As mentioned in the Introduction, the length of the erect penis is dependent on the pressure in the corpora cavernosa and/or corpora spongiosa. In rats, intracavernous pressure during intromission is further enhanced by contraction of the ischiocavernosus muscles.26 The main function of this contraction is to move the penis forward and upward, thereby bringing it into contact with the vaginal orifice27 making penetration possible. The contribution of the striated penile muscles to the intracavernous pressure, hence erection, during intromission may mean that drug-induced changes in this pressure are masked. During ejaculation, intense contraction of the bulbospongiosus muscles enhances intracavernous pressure still more, but this occurs during penetration, when the penis is invisible. Thus, although erection at mount is an essentially vascular event, erection at intromission and ejaculation is heavily influenced by activity in striated muscles. Consequently, compounds affecting the vascular contribution to erection should have their most evident effect during mounting.
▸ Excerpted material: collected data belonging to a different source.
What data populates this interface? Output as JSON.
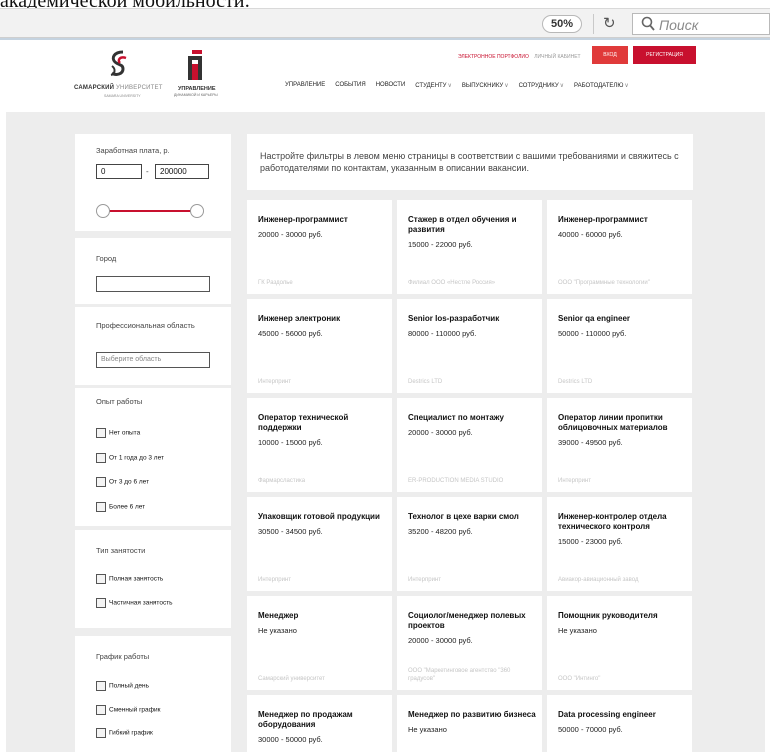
{
  "page_caption": "академической мобильности:",
  "browser": {
    "zoom": "50%",
    "search_placeholder": "Поиск"
  },
  "header": {
    "logo_samara_line1_a": "САМАРСКИЙ ",
    "logo_samara_line1_b": "УНИВЕРСИТЕТ",
    "logo_samara_line2": "SAMARA UNIVERSITY",
    "logo_uprav_line1": "УПРАВЛЕНИЕ",
    "logo_uprav_line2": "ДИНАМИКОЙ И КАРЬЕРЫ",
    "link_portfolio": "ЭЛЕКТРОННОЕ ПОРТФОЛИО",
    "link_cabinet": "ЛИЧНЫЙ КАБИНЕТ",
    "btn_login": "ВХОД",
    "btn_register": "РЕГИСТРАЦИЯ",
    "accent": "#c8102e",
    "nav": [
      {
        "label": "УПРАВЛЕНИЕ",
        "dropdown": false
      },
      {
        "label": "СОБЫТИЯ",
        "dropdown": false
      },
      {
        "label": "НОВОСТИ",
        "dropdown": false
      },
      {
        "label": "СТУДЕНТУ",
        "dropdown": true
      },
      {
        "label": "ВЫПУСКНИКУ",
        "dropdown": true
      },
      {
        "label": "СОТРУДНИКУ",
        "dropdown": true
      },
      {
        "label": "РАБОТОДАТЕЛЮ",
        "dropdown": true
      }
    ]
  },
  "filters": {
    "salary_label": "Заработная плата, р.",
    "salary_min": "0",
    "salary_max": "200000",
    "city_label": "Город",
    "city_value": "",
    "area_label": "Профессиональная область",
    "area_placeholder": "Выберите область",
    "experience_label": "Опыт работы",
    "experience_options": [
      "Нет опыта",
      "От 1 года до 3 лет",
      "От 3 до 6 лет",
      "Более 6 лет"
    ],
    "employment_label": "Тип занятости",
    "employment_options": [
      "Полная занятость",
      "Частичная занятость"
    ],
    "schedule_label": "График работы",
    "schedule_options": [
      "Полный день",
      "Сменный график",
      "Гибкий график"
    ]
  },
  "info_text": "Настройте фильтры в левом меню страницы в соответствии с вашими требованиями и свяжитесь с работодателями по контактам, указанным в описании вакансии.",
  "vacancies": [
    {
      "title": "Инженер-программист",
      "salary": "20000 - 30000 руб.",
      "company": "ГК Раздолье"
    },
    {
      "title": "Стажер в отдел обучения и развития",
      "salary": "15000 - 22000 руб.",
      "company": "Филиал ООО «Нестле Россия»"
    },
    {
      "title": "Инженер-программист",
      "salary": "40000 - 60000 руб.",
      "company": "ООО \"Программные технологии\""
    },
    {
      "title": "Инженер электроник",
      "salary": "45000 - 56000 руб.",
      "company": "Интерпринт"
    },
    {
      "title": "Senior Ios-разработчик",
      "salary": "80000 - 110000 руб.",
      "company": "Destrics LTD"
    },
    {
      "title": "Senior qa engineer",
      "salary": "50000 - 110000 руб.",
      "company": "Destrics LTD"
    },
    {
      "title": "Оператор технической поддержки",
      "salary": "10000 - 15000 руб.",
      "company": "Фармарсластика"
    },
    {
      "title": "Специалист по монтажу",
      "salary": "20000 - 30000 руб.",
      "company": "ER-PRODUCTION MEDIA STUDIO"
    },
    {
      "title": "Оператор линии пропитки облицовочных материалов",
      "salary": "39000 - 49500 руб.",
      "company": "Интерпринт"
    },
    {
      "title": "Упаковщик готовой продукции",
      "salary": "30500 - 34500 руб.",
      "company": "Интерпринт"
    },
    {
      "title": "Технолог в цехе варки смол",
      "salary": "35200 - 48200 руб.",
      "company": "Интерпринт"
    },
    {
      "title": "Инженер-контролер отдела технического контроля",
      "salary": "15000 - 23000 руб.",
      "company": "Авиакор-авиационный завод"
    },
    {
      "title": "Менеджер",
      "salary": "Не указано",
      "company": "Самарский университет"
    },
    {
      "title": "Социолог/менеджер полевых проектов",
      "salary": "20000 - 30000 руб.",
      "company": "ООО \"Маркетинговое агентство \"360 градусов\""
    },
    {
      "title": "Помощник руководителя",
      "salary": "Не указано",
      "company": "ООО \"Интинго\""
    },
    {
      "title": "Менеджер по продажам оборудования",
      "salary": "30000 - 50000 руб.",
      "company": ""
    },
    {
      "title": "Менеджер по развитию бизнеса",
      "salary": "Не указано",
      "company": ""
    },
    {
      "title": "Data processing engineer",
      "salary": "50000 - 70000 руб.",
      "company": ""
    }
  ]
}
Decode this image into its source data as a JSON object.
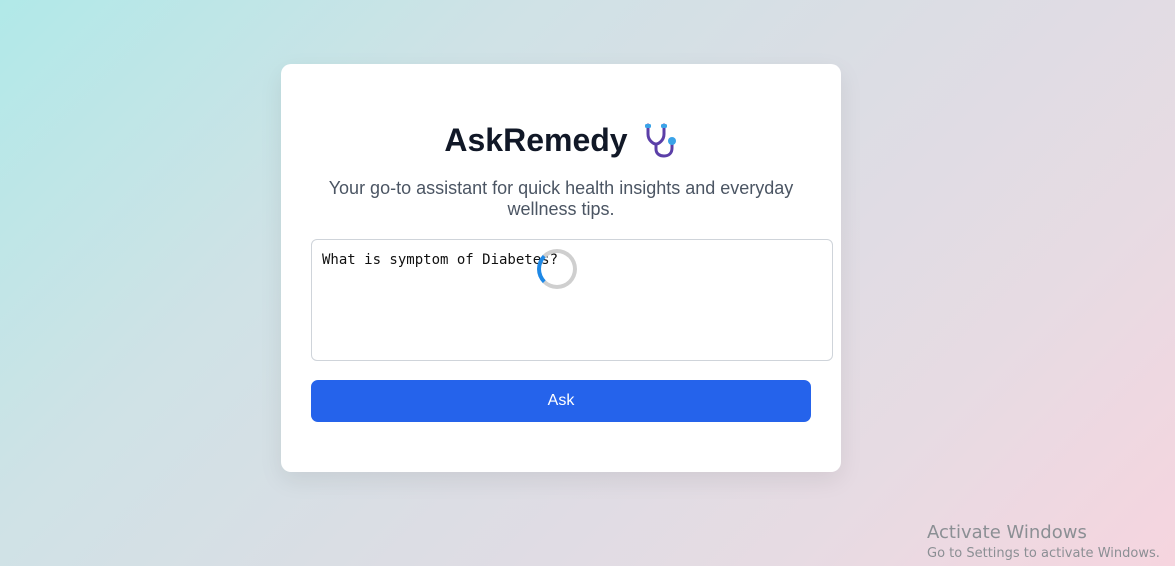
{
  "app": {
    "title": "AskRemedy",
    "icon": "stethoscope-icon",
    "subtitle": "Your go-to assistant for quick health insights and everyday wellness tips."
  },
  "query": {
    "value": "What is symptom of Diabetes?"
  },
  "actions": {
    "ask_label": "Ask"
  },
  "status": {
    "loading": true
  },
  "watermark": {
    "line1": "Activate Windows",
    "line2": "Go to Settings to activate Windows."
  },
  "colors": {
    "accent": "#2563eb",
    "spinner": "#1e88e5",
    "title": "#111827"
  }
}
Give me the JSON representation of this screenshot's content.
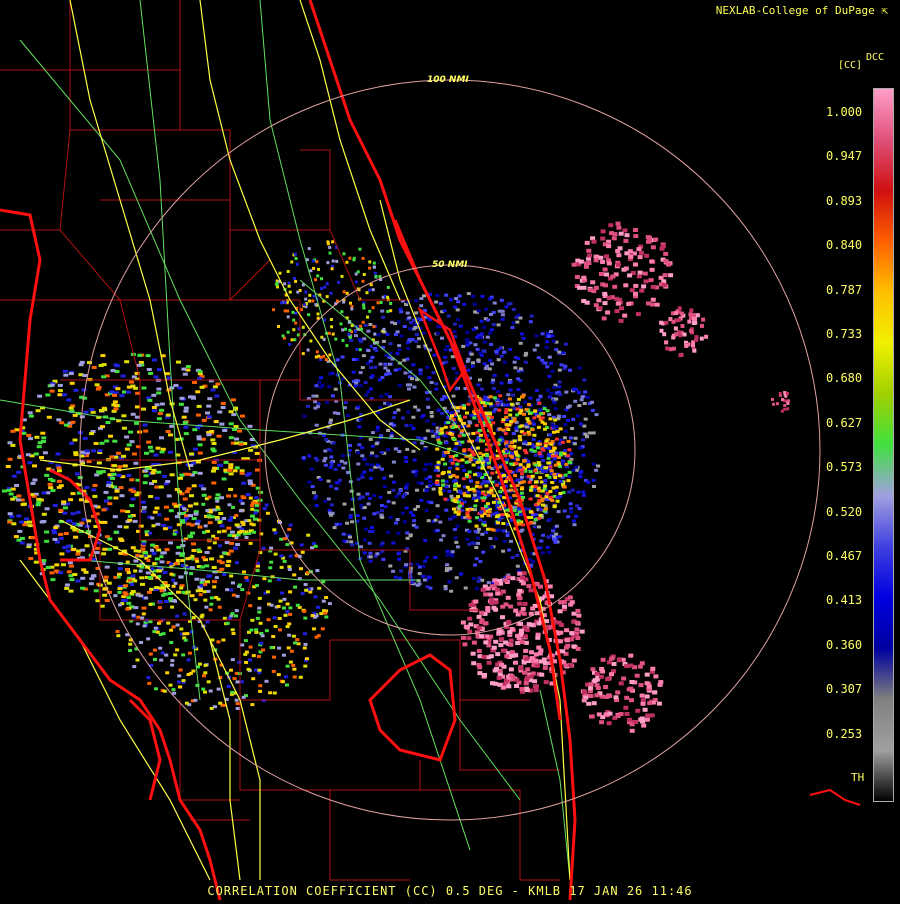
{
  "header": {
    "credit": "NEXLAB-College of DuPage"
  },
  "footer": {
    "product": "CORRELATION COEFFICIENT (CC) 0.5 DEG - KMLB 17 JAN 26 11:46"
  },
  "legend": {
    "title": "[CC]",
    "unit": "DCC",
    "threshold_label": "TH",
    "ticks": [
      "1.000",
      "0.947",
      "0.893",
      "0.840",
      "0.787",
      "0.733",
      "0.680",
      "0.627",
      "0.573",
      "0.520",
      "0.467",
      "0.413",
      "0.360",
      "0.307",
      "0.253"
    ],
    "color_stops": [
      "#ff9ec8",
      "#e0507a",
      "#d01010",
      "#ff6000",
      "#ffc000",
      "#f0f000",
      "#a0d000",
      "#40e040",
      "#a0a0e0",
      "#4040e0",
      "#0000e0",
      "#0000a0",
      "#808080",
      "#a0a0a0",
      "#000000"
    ]
  },
  "map": {
    "range_rings": [
      {
        "label": "50 NMI",
        "radius_nmi": 50
      },
      {
        "label": "100 NMI",
        "radius_nmi": 100
      }
    ],
    "colors": {
      "coast": "#ff1010",
      "county": "#b01010",
      "highway": "#ffff40",
      "road": "#60e060",
      "ring": "#e0a0a0"
    }
  }
}
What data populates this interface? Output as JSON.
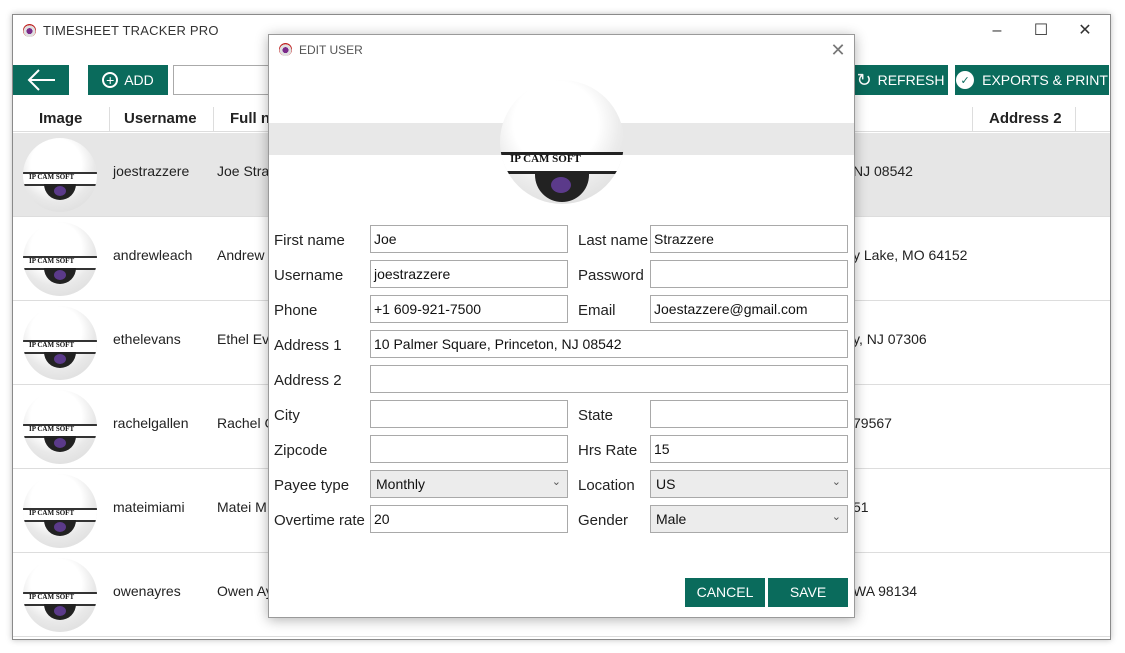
{
  "app": {
    "title": "TIMESHEET TRACKER PRO"
  },
  "toolbar": {
    "add_label": "ADD",
    "refresh_label": "REFRESH",
    "export_label": "EXPORTS & PRINT"
  },
  "table": {
    "headers": [
      "Image",
      "Username",
      "Full n",
      "Address 2"
    ],
    "rows": [
      {
        "username": "joestrazzere",
        "fullname": "Joe Straz",
        "address": "NJ 08542",
        "logo_text": "IP CAM SOFT"
      },
      {
        "username": "andrewleach",
        "fullname": "Andrew",
        "address": "y Lake, MO 64152",
        "logo_text": "IP CAM SOFT"
      },
      {
        "username": "ethelevans",
        "fullname": "Ethel Eva",
        "address": "y, NJ 07306",
        "logo_text": "IP CAM SOFT"
      },
      {
        "username": "rachelgallen",
        "fullname": "Rachel G",
        "address": "79567",
        "logo_text": "IP CAM SOFT"
      },
      {
        "username": "mateimiami",
        "fullname": "Matei M",
        "address": "51",
        "logo_text": "IP CAM SOFT"
      },
      {
        "username": "owenayres",
        "fullname": "Owen Ay",
        "address": "WA 98134",
        "logo_text": "IP CAM SOFT"
      }
    ]
  },
  "dialog": {
    "title": "EDIT USER",
    "logo_text": "IP CAM SOFT",
    "fields": {
      "first_name": {
        "label": "First name",
        "value": "Joe"
      },
      "last_name": {
        "label": "Last name",
        "value": "Strazzere"
      },
      "username": {
        "label": "Username",
        "value": "joestrazzere"
      },
      "password": {
        "label": "Password",
        "value": ""
      },
      "phone": {
        "label": "Phone",
        "value": "+1 609-921-7500"
      },
      "email": {
        "label": "Email",
        "value": "Joestazzere@gmail.com"
      },
      "address1": {
        "label": "Address 1",
        "value": "10 Palmer Square, Princeton, NJ 08542"
      },
      "address2": {
        "label": "Address 2",
        "value": ""
      },
      "city": {
        "label": "City",
        "value": ""
      },
      "state": {
        "label": "State",
        "value": ""
      },
      "zipcode": {
        "label": "Zipcode",
        "value": ""
      },
      "hrs_rate": {
        "label": "Hrs Rate",
        "value": "15"
      },
      "payee_type": {
        "label": "Payee type",
        "value": "Monthly"
      },
      "location": {
        "label": "Location",
        "value": "US"
      },
      "overtime_rate": {
        "label": "Overtime rate",
        "value": "20"
      },
      "gender": {
        "label": "Gender",
        "value": "Male"
      }
    },
    "cancel_label": "CANCEL",
    "save_label": "SAVE"
  },
  "colors": {
    "accent": "#0a6b5c",
    "selected_row": "#e6e6e6"
  }
}
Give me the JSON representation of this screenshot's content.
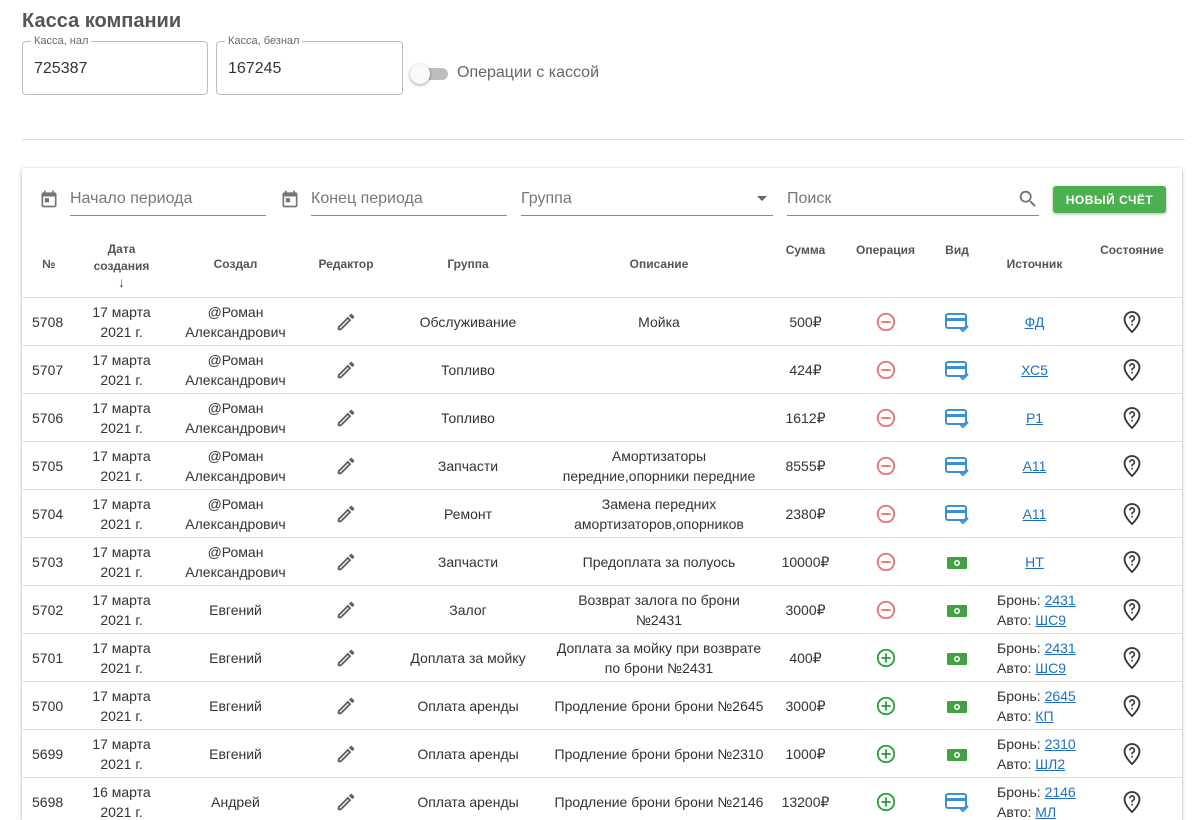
{
  "page_title": "Касса компании",
  "cash": {
    "label": "Касса, нал",
    "value": "725387"
  },
  "noncash": {
    "label": "Касса, безнал",
    "value": "167245"
  },
  "toggle_label": "Операции с кассой",
  "filters": {
    "start_placeholder": "Начало периода",
    "end_placeholder": "Конец периода",
    "group_placeholder": "Группа",
    "search_placeholder": "Поиск",
    "new_button": "НОВЫЙ СЧЁТ"
  },
  "columns": {
    "num": "№",
    "created_line1": "Дата",
    "created_line2": "создания",
    "sort_arrow": "↓",
    "creator": "Создал",
    "editor": "Редактор",
    "group": "Группа",
    "description": "Описание",
    "sum": "Сумма",
    "operation": "Операция",
    "kind": "Вид",
    "source": "Источник",
    "state": "Состояние"
  },
  "colors": {
    "minus": "#e57373",
    "plus": "#2e9e3e",
    "card": "#3b8fd9",
    "cash": "#43a047",
    "button": "#4caf50",
    "link": "#1f6fc4"
  },
  "rows": [
    {
      "id": "5708",
      "date1": "17 марта",
      "date2": "2021 г.",
      "creator1": "@Роман",
      "creator2": "Александрович",
      "group": "Обслуживание",
      "desc1": "Мойка",
      "desc2": "",
      "sum": "500₽",
      "op": "minus",
      "kind": "card",
      "src_link": "ФД",
      "src_b_label": "",
      "src_b_link": "",
      "src_a_label": "",
      "src_a_link": ""
    },
    {
      "id": "5707",
      "date1": "17 марта",
      "date2": "2021 г.",
      "creator1": "@Роман",
      "creator2": "Александрович",
      "group": "Топливо",
      "desc1": "",
      "desc2": "",
      "sum": "424₽",
      "op": "minus",
      "kind": "card",
      "src_link": "ХС5",
      "src_b_label": "",
      "src_b_link": "",
      "src_a_label": "",
      "src_a_link": ""
    },
    {
      "id": "5706",
      "date1": "17 марта",
      "date2": "2021 г.",
      "creator1": "@Роман",
      "creator2": "Александрович",
      "group": "Топливо",
      "desc1": "",
      "desc2": "",
      "sum": "1612₽",
      "op": "minus",
      "kind": "card",
      "src_link": "Р1",
      "src_b_label": "",
      "src_b_link": "",
      "src_a_label": "",
      "src_a_link": ""
    },
    {
      "id": "5705",
      "date1": "17 марта",
      "date2": "2021 г.",
      "creator1": "@Роман",
      "creator2": "Александрович",
      "group": "Запчасти",
      "desc1": "Амортизаторы",
      "desc2": "передние,опорники передние",
      "sum": "8555₽",
      "op": "minus",
      "kind": "card",
      "src_link": "А11",
      "src_b_label": "",
      "src_b_link": "",
      "src_a_label": "",
      "src_a_link": ""
    },
    {
      "id": "5704",
      "date1": "17 марта",
      "date2": "2021 г.",
      "creator1": "@Роман",
      "creator2": "Александрович",
      "group": "Ремонт",
      "desc1": "Замена передних",
      "desc2": "амортизаторов,опорников",
      "sum": "2380₽",
      "op": "minus",
      "kind": "card",
      "src_link": "А11",
      "src_b_label": "",
      "src_b_link": "",
      "src_a_label": "",
      "src_a_link": ""
    },
    {
      "id": "5703",
      "date1": "17 марта",
      "date2": "2021 г.",
      "creator1": "@Роман",
      "creator2": "Александрович",
      "group": "Запчасти",
      "desc1": "Предоплата за полуось",
      "desc2": "",
      "sum": "10000₽",
      "op": "minus",
      "kind": "cash",
      "src_link": "НТ",
      "src_b_label": "",
      "src_b_link": "",
      "src_a_label": "",
      "src_a_link": ""
    },
    {
      "id": "5702",
      "date1": "17 марта",
      "date2": "2021 г.",
      "creator1": "Евгений",
      "creator2": "",
      "group": "Залог",
      "desc1": "Возврат залога по брони",
      "desc2": "№2431",
      "sum": "3000₽",
      "op": "minus",
      "kind": "cash",
      "src_link": "",
      "src_b_label": "Бронь: ",
      "src_b_link": "2431",
      "src_a_label": "Авто: ",
      "src_a_link": "ШС9"
    },
    {
      "id": "5701",
      "date1": "17 марта",
      "date2": "2021 г.",
      "creator1": "Евгений",
      "creator2": "",
      "group": "Доплата за мойку",
      "desc1": "Доплата за мойку при возврате",
      "desc2": "по брони №2431",
      "sum": "400₽",
      "op": "plus",
      "kind": "cash",
      "src_link": "",
      "src_b_label": "Бронь: ",
      "src_b_link": "2431",
      "src_a_label": "Авто: ",
      "src_a_link": "ШС9"
    },
    {
      "id": "5700",
      "date1": "17 марта",
      "date2": "2021 г.",
      "creator1": "Евгений",
      "creator2": "",
      "group": "Оплата аренды",
      "desc1": "Продление брони брони №2645",
      "desc2": "",
      "sum": "3000₽",
      "op": "plus",
      "kind": "cash",
      "src_link": "",
      "src_b_label": "Бронь: ",
      "src_b_link": "2645",
      "src_a_label": "Авто: ",
      "src_a_link": "КП"
    },
    {
      "id": "5699",
      "date1": "17 марта",
      "date2": "2021 г.",
      "creator1": "Евгений",
      "creator2": "",
      "group": "Оплата аренды",
      "desc1": "Продление брони брони №2310",
      "desc2": "",
      "sum": "1000₽",
      "op": "plus",
      "kind": "cash",
      "src_link": "",
      "src_b_label": "Бронь: ",
      "src_b_link": "2310",
      "src_a_label": "Авто: ",
      "src_a_link": "ШЛ2"
    },
    {
      "id": "5698",
      "date1": "16 марта",
      "date2": "2021 г.",
      "creator1": "Андрей",
      "creator2": "",
      "group": "Оплата аренды",
      "desc1": "Продление брони брони №2146",
      "desc2": "",
      "sum": "13200₽",
      "op": "plus",
      "kind": "card",
      "src_link": "",
      "src_b_label": "Бронь: ",
      "src_b_link": "2146",
      "src_a_label": "Авто: ",
      "src_a_link": "МЛ"
    }
  ]
}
According to the reasoning exposed in the preceding paragraph, we propose that Impaza causes lengthening of the penis because of enhanced intracavernous pressure. The importance of eNOS in erection is well known,28 and any compound enhancing eNOS activity could potentially facilitate erection by contributing to increase this pressure.29 Unfortunately, the molecular mechanisms of the action of Impaza remain unknown, precluding any informed speculation as to the exact nature of the events underlying the effects observed here.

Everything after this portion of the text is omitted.